The women attended to all the business of sugar manufacture, while the men cut wood and went out hunting and fishing to secure food for the community; though, as a matter of fact, sugar and syrup were their main sustenance during all this absence from home. “I have known Indians”, wrote Henry, “to live for a time wholly on maple sugar and syrup and become fat.” The sap of the maple had certain medicinal qualities which were exceedingly good for persons who had previously been eating little else than meat and fish, so that the three weeks of sugar-boiling in Canada was, no doubt, a splendid assistance to the health of the natives.

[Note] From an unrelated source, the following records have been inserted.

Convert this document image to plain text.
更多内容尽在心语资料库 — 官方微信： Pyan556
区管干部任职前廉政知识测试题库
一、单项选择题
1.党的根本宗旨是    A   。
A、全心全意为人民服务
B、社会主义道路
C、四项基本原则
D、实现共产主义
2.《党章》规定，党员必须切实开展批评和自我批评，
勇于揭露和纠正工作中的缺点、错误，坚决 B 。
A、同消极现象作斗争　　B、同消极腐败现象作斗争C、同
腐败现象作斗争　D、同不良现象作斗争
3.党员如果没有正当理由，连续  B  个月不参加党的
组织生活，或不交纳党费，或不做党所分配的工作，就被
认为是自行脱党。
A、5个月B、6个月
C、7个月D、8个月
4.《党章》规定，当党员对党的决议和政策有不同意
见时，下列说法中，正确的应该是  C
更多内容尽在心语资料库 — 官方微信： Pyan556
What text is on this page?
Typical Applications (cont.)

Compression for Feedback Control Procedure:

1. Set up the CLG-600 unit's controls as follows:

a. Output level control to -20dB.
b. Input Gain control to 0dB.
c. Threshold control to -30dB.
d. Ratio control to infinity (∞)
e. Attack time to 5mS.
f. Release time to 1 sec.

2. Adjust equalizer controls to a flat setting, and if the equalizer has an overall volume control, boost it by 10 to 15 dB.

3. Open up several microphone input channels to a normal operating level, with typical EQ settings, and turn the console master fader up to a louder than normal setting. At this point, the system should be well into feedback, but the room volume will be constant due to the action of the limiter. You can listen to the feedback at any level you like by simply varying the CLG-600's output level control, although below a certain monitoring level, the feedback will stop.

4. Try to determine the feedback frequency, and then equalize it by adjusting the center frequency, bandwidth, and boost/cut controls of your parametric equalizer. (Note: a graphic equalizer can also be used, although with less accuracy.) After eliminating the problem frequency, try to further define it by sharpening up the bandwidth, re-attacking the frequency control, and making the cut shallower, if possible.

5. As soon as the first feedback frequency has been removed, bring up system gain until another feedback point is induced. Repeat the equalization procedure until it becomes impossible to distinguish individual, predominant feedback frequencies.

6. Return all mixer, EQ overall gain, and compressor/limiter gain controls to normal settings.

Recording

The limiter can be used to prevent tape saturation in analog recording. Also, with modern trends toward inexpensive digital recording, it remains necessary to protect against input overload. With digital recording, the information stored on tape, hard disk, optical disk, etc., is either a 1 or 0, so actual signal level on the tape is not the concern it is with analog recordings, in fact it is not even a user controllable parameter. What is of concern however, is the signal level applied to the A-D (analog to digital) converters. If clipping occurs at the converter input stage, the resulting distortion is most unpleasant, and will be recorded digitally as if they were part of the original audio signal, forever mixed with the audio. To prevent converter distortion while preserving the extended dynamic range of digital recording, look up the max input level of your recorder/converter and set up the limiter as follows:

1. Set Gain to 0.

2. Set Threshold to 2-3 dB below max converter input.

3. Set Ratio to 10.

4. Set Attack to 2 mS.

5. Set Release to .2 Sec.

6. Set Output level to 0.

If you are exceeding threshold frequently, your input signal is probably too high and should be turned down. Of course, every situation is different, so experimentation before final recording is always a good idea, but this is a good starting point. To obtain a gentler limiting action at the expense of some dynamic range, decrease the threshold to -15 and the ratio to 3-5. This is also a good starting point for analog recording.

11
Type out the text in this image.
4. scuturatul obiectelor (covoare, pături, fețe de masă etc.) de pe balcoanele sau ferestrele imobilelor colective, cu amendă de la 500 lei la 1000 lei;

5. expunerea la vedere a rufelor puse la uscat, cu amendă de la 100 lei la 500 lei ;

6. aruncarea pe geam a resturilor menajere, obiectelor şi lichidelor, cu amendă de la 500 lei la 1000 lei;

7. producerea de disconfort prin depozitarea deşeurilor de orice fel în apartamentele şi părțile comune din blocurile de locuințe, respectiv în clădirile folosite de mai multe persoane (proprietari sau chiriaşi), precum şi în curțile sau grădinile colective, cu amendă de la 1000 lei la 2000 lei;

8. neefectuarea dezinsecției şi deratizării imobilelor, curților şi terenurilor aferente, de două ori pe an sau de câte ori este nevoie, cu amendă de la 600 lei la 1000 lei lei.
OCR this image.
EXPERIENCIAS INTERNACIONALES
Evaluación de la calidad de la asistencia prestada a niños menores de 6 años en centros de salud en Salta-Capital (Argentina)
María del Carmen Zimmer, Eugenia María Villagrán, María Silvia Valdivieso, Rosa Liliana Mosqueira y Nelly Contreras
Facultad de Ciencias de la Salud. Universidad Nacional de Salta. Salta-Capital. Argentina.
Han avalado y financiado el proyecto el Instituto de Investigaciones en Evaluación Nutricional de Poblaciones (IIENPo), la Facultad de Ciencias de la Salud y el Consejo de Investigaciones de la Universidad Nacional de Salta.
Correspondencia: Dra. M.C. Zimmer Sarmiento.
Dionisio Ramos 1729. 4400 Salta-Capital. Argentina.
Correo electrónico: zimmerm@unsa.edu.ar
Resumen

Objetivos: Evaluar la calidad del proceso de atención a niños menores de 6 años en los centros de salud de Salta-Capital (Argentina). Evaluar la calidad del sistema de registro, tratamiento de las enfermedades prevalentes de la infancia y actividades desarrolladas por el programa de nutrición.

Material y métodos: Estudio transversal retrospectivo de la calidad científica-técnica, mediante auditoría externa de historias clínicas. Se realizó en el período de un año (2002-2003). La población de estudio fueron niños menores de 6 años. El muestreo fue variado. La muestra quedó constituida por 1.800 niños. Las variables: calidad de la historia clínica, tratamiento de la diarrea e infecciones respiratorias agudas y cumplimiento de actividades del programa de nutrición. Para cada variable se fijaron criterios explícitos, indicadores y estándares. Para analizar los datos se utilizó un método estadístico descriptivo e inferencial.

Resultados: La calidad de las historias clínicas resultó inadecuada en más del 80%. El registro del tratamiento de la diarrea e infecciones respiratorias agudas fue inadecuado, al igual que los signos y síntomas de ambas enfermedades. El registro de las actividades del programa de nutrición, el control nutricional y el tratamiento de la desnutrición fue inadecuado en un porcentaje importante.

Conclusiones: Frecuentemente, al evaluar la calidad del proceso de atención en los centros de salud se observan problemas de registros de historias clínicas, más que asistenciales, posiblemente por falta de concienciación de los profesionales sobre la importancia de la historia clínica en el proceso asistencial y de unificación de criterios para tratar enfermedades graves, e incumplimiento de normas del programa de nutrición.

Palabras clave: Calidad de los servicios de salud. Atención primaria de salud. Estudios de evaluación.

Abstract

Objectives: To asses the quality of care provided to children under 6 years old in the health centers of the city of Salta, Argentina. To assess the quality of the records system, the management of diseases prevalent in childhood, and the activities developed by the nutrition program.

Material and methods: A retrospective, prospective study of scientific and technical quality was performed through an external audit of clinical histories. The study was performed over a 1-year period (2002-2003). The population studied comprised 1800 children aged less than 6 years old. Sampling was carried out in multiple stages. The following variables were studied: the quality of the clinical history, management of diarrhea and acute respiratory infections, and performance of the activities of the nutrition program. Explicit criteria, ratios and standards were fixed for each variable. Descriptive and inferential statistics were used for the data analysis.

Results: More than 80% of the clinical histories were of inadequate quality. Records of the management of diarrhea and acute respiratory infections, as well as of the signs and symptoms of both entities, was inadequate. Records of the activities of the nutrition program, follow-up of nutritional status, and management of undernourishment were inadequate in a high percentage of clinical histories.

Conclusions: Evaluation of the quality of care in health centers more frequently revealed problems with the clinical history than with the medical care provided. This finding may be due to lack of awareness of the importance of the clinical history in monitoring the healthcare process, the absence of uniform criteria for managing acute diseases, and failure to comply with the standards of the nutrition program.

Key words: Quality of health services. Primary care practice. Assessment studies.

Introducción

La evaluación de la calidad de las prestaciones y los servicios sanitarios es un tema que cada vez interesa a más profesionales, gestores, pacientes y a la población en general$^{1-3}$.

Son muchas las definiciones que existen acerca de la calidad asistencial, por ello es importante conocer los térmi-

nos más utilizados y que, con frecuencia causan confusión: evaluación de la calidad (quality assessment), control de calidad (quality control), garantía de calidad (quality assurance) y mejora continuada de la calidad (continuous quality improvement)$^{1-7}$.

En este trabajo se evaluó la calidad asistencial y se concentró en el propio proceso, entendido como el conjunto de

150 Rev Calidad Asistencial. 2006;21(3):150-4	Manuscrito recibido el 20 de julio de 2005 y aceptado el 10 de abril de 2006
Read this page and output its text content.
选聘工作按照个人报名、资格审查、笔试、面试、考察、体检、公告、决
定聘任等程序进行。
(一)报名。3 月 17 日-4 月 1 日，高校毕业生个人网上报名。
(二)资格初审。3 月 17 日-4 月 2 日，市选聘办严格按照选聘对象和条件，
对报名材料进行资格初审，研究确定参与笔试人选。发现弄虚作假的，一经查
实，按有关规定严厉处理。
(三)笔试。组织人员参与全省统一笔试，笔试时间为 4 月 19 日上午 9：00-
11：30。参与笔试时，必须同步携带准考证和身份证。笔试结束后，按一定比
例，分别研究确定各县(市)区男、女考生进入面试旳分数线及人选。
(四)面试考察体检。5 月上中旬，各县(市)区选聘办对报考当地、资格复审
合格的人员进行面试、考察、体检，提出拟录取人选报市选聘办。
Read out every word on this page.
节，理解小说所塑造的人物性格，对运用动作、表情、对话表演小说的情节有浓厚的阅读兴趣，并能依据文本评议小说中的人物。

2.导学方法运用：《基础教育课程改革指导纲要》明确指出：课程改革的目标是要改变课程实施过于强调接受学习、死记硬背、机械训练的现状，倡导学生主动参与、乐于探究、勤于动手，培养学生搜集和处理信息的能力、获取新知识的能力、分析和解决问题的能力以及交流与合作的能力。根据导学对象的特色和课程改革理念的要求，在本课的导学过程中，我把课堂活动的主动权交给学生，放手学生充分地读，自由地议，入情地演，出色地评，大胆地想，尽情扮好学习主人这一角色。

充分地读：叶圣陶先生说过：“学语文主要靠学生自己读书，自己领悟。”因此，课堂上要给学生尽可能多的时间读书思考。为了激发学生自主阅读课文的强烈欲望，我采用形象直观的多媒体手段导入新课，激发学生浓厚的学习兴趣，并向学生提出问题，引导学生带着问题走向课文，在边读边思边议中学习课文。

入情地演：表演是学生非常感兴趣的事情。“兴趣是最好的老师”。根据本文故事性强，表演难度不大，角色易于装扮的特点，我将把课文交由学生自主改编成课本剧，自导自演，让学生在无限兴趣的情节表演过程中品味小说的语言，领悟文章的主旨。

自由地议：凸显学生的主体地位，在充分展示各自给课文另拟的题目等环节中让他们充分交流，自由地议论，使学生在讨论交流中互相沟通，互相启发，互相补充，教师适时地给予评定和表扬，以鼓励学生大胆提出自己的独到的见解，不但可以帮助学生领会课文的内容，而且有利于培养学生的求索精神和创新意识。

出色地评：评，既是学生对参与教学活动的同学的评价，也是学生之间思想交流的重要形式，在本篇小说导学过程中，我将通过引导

On this particular occasion described by Henry, the party returned, after three weeks’ absence, to the Sault Ste Marie with 1600 lb. of maple sugar, and 36 gallons of syrup.[4]
[Footnote 4: There are at least two species of maple in Canada yielding sugar from their sap; but the best is Acer saccharinum. The maple leaf is the national emblem of Canada.]
Henry returned in the summer of 1763 to Fort Michili-makinak. The place was then held by a British garrison under Major Etherington. Shortly after Henry’s arrival, an Ojibwe chief named Wawatam came often to his lodgings, and, taking a great fancy to the Englishman, asked leave to become his blood brother. He was about forty-five years of age, and of an excellent character amongst his nation. He warned Henry that he, Wawatam, had had bad dreams during the winter, in which he had been disturbed “by the noises of evil birds”, and gave him other roundabout warnings that the Indians of different tribes were going to attack the British garrison at Michili-Makinak, and endeavour to destroy all the English in Upper Canada. Henry did not pay over much attention to this warning, because “the Indian manner of speech is so extravagantly figurative”.